絵巻の表現形式や鑑賞方法を無視して、絵巻の鑑賞は成り立たないし、表現形式や鑑賞方法、ストーリーが予め知識としてあれば、より一層、絵巻を楽しむことができると思います。

『すぐわかる絵巻の見かた』はごく初歩の入門書なので、この本を通してそれぞれの絵巻に興味がわき、もっと深く知りたい方は、他の資料にも手を伸ばすことをお勧めします。図書館などには、絵巻の全集のようなものも収蔵されているので、そちらを利用するのもよいかもしれません。

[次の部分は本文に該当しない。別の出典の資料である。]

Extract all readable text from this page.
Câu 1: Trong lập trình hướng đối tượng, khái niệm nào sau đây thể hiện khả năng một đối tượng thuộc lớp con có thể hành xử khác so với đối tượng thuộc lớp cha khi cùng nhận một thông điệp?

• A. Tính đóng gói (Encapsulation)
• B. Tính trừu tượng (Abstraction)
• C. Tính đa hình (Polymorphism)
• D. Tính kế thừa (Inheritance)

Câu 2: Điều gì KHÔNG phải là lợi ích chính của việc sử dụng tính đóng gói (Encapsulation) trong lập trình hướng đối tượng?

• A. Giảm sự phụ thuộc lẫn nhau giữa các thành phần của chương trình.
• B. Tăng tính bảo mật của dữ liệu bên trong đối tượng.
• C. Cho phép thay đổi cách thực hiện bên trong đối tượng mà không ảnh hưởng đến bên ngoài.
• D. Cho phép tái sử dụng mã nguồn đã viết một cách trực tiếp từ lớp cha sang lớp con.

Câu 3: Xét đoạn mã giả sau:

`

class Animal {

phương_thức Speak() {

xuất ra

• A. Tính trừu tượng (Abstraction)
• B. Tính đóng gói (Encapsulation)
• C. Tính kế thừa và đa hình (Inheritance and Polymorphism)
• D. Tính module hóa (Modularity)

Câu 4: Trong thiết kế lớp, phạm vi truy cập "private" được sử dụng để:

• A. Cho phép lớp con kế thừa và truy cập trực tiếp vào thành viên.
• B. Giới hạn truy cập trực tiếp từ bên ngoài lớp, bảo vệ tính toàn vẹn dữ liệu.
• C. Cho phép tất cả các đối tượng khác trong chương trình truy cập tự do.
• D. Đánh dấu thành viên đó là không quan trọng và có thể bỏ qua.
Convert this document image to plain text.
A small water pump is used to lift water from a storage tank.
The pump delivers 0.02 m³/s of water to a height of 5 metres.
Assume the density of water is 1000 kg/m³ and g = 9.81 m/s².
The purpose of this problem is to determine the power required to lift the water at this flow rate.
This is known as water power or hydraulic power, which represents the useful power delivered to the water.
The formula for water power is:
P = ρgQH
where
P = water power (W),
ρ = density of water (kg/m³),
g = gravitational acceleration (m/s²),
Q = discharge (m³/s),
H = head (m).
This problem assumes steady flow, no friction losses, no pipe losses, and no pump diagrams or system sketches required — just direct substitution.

また、絵巻は、絵画作品自体としても楽しめますが、中世の人々の生活が生き生きと描かれていることから歴史史料としても価値があります。

ゆっくりと、つぶさに絵巻を観察していくと、「中世の人々は、現代の私たちと異なった世界観をもってきっと生きていたんだろうなー」と、様々な疑問や不思議が湧き上がってくると思います。

「新版 絵巻物による 日本常民生活絵引」は、中世の人々の生活について、様々な事象・項目を字引のように「絵」で引いて調べることができるものです。

文書からだけでは窺い知れない情報が絵画情報には詰まっています。絵巻に描かれた世界を知る上でも貴重な書籍だと思います。このような書物を編纂しようとされた方々の先見の明と努力に感服します。

 

 

ところで、『すぐわかる絵巻の見かた』執筆者の一人である内田啓一氏は、早稲田大学教授だった方ですが、今年お亡くなりになりました。早稲田大学学芸員夏季講座でお世話になりました。ご冥福をお祈りします。

訃報:文学学術院 内田 啓一 教授 – 早稲田大学 文学部


早稲田大学 文学部 学芸員資格課程 夏季集中講座」は、2018年度で終了する予定です。